Let's say I have some dataframe df
with continuous and categorical data. Now I'd like to make a parallel-coordinate plot in plotly that contains both types of coordinates. Is it possible to combine these into one plot such that each datapoint line goes through all axes?
In the documentation I did find go.Parcoords
and go.Parcats
that treat these separately, but I didn't find a way to combine them.
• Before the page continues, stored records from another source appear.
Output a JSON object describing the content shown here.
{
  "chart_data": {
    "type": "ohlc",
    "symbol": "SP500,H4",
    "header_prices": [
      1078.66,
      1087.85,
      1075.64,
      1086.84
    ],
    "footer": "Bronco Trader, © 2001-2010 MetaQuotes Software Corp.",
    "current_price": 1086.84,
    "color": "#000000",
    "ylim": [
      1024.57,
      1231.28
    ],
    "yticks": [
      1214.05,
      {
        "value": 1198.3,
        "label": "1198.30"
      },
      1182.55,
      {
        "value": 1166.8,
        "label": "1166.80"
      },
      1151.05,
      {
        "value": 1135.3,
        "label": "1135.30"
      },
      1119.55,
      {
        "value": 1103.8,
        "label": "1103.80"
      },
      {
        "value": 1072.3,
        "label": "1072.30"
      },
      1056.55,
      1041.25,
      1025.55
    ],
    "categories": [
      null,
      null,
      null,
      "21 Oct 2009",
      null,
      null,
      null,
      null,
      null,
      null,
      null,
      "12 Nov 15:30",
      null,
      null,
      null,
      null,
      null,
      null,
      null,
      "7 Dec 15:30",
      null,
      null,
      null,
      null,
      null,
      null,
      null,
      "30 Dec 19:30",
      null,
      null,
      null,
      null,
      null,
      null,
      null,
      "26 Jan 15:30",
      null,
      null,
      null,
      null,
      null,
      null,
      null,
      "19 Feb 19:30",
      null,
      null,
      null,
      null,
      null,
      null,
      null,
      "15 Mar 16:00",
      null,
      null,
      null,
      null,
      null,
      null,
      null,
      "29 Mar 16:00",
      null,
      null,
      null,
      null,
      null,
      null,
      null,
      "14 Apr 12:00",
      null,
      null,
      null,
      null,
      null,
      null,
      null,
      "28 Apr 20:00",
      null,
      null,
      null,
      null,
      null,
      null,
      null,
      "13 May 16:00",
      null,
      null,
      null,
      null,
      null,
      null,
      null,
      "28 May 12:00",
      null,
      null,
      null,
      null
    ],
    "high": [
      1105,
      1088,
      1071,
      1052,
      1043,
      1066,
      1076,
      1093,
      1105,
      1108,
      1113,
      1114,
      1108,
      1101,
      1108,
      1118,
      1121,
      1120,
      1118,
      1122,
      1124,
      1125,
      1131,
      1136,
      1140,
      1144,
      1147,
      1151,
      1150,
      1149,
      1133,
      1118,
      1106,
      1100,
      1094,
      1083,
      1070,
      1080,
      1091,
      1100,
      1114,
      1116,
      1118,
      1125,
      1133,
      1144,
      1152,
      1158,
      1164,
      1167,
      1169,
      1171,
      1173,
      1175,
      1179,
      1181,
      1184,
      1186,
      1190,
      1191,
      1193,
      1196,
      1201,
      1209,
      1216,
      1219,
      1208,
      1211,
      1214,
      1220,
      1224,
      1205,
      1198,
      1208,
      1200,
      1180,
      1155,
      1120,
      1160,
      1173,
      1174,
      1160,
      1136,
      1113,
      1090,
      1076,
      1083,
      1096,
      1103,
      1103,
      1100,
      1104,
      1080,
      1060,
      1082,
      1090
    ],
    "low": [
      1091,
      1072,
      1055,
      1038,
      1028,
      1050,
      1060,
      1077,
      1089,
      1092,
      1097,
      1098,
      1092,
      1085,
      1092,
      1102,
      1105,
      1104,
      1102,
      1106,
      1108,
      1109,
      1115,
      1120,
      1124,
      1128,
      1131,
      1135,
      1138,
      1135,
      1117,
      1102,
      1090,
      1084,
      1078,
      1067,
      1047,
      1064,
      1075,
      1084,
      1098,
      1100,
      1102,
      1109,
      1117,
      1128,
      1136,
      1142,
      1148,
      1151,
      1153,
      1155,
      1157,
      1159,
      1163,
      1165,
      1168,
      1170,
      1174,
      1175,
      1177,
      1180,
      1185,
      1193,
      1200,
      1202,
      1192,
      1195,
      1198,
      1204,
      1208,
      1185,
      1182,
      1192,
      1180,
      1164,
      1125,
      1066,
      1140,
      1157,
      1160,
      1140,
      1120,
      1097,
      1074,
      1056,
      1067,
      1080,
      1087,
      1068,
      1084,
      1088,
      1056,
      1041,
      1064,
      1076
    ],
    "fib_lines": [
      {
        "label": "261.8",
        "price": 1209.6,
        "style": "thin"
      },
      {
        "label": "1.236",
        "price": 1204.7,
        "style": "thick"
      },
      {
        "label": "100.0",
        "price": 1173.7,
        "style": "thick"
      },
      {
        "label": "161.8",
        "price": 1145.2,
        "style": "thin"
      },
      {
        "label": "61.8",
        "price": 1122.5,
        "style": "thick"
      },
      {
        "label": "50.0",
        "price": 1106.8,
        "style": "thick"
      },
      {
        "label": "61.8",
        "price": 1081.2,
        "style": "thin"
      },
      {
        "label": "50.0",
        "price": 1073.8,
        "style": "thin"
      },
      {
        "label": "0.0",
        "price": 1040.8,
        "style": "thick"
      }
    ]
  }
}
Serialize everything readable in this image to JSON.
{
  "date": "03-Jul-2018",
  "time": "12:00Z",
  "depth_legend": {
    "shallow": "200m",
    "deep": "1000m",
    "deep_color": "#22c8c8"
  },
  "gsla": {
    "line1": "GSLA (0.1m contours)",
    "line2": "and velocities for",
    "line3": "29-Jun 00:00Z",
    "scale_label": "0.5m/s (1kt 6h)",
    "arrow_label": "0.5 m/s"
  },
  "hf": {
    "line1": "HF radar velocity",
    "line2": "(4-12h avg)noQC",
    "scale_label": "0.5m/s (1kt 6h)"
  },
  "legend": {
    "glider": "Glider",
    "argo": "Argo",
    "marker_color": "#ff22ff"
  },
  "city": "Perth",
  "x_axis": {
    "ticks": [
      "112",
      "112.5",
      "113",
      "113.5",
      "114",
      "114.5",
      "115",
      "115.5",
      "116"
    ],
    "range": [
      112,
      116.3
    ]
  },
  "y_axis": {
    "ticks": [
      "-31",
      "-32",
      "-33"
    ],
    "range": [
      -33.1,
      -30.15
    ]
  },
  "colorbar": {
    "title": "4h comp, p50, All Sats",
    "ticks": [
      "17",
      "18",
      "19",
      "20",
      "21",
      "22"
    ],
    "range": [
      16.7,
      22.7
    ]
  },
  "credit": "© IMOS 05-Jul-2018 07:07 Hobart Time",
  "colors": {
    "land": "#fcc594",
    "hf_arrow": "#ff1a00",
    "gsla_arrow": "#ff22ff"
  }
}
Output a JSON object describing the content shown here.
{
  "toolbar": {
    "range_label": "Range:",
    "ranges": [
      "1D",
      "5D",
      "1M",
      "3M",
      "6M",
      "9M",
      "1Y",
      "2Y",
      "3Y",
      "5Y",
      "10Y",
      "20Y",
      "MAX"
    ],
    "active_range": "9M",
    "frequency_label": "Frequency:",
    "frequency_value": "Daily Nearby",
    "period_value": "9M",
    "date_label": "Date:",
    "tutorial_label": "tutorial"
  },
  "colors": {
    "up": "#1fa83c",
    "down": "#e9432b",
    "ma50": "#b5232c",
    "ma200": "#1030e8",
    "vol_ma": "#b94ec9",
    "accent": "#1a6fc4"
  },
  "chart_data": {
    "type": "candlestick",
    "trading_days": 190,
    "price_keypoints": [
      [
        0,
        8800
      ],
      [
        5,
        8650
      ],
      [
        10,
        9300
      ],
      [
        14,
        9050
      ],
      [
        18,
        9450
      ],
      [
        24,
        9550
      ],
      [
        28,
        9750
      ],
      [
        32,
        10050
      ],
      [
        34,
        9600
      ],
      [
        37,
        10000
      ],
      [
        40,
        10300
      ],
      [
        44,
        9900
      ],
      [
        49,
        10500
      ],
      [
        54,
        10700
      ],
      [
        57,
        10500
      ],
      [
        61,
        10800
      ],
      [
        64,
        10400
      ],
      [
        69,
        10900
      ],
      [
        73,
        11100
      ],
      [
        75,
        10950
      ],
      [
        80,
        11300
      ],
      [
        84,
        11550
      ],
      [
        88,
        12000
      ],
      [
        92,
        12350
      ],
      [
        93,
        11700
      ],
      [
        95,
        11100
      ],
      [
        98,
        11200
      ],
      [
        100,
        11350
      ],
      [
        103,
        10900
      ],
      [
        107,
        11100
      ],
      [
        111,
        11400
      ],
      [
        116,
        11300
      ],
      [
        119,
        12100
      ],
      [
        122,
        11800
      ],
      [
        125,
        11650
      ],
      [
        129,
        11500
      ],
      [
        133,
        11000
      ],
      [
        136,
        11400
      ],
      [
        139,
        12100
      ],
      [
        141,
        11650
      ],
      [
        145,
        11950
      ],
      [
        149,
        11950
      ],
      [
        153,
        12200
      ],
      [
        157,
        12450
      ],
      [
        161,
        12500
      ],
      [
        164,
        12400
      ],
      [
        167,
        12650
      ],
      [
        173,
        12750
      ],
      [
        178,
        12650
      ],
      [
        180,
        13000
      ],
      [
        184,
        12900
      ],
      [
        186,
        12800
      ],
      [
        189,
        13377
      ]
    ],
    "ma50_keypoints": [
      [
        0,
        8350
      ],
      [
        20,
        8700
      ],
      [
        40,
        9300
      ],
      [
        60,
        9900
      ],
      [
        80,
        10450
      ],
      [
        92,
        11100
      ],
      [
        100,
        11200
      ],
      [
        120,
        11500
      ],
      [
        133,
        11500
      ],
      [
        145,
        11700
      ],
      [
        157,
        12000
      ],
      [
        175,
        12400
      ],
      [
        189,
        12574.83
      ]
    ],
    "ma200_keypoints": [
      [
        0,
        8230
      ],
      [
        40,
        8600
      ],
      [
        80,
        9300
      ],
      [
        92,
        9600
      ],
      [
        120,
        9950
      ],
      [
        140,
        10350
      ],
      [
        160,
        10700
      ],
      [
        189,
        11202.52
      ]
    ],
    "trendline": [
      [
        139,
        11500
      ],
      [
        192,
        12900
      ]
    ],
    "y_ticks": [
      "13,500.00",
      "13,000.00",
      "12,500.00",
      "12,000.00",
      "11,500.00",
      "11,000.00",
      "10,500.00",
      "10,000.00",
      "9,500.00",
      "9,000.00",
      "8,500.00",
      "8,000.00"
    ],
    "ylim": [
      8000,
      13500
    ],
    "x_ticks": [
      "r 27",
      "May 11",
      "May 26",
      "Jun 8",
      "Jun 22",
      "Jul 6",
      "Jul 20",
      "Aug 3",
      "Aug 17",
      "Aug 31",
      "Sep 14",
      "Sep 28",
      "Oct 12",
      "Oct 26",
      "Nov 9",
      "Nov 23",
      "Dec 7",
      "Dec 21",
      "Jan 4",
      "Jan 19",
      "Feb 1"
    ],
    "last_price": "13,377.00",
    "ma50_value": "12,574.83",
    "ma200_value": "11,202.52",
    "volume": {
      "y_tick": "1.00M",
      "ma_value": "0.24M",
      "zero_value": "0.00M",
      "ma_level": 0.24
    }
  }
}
This is my minimal example:
import pandas as pd
import plotly.graph_objs as go
df = pd.DataFrame()
# continuous data
df['x1'] = [1,2,3,4]
df['x2'] = [9,8,7,6]
# categorical data
df['x3'] = ['a', 'b', 'b', 'c']
df['x4'] = ['A', 'B', 'C', 'C']
col_list = [dict(range=(df[col].min(), df[col].max()),
label=col,
values=df[col])
for col in df.keys()
#if col not in ['x3', 'x4'] # only works if we exclude these (uncomment to run)
]
fig = go.Figure(data=go.Parcoords(dimensions=col_list))
fig.show()
Here is a solution based on customizing the tick names (ticktext
). First we replace each categorical value with an integer, and then we define our custom ticks with the corresponding categorical value as a string:
import pandas as pd
import plotly.graph_objs as go
df = pd.DataFrame()
df['x1'] = [1,2,3,4]
df['x2'] = [9,8,7,6]
df['x3'] = ['a', 'b', 'b', 'c']
df['x4'] = ['A', 'B', 'C', 'C']
keys = df.keys()
categorical_columns = ['x3', 'x4']
col_list = []
for col in df.keys():
if col in categorical_columns: # categorical columns
values = df[col].unique()
value2dummy = dict(zip(values, range(len(values)))) # works if values are strings, otherwise we probably need to convert them
df[col] = [value2dummy[v] for v in df[col]]
col_dict = dict(
label=col,
tickvals=list(value2dummy.values()),
ticktext=list(value2dummy.keys()),
values=df[col],
)
else: # continuous columns
col_dict = dict(
range=(df[col].min(), df[col].max()),
label=col,
values=df[col],
)
col_list.append(col_dict)
fig = go.Figure(data=go.Parcoords(dimensions=col_list))
fig.show()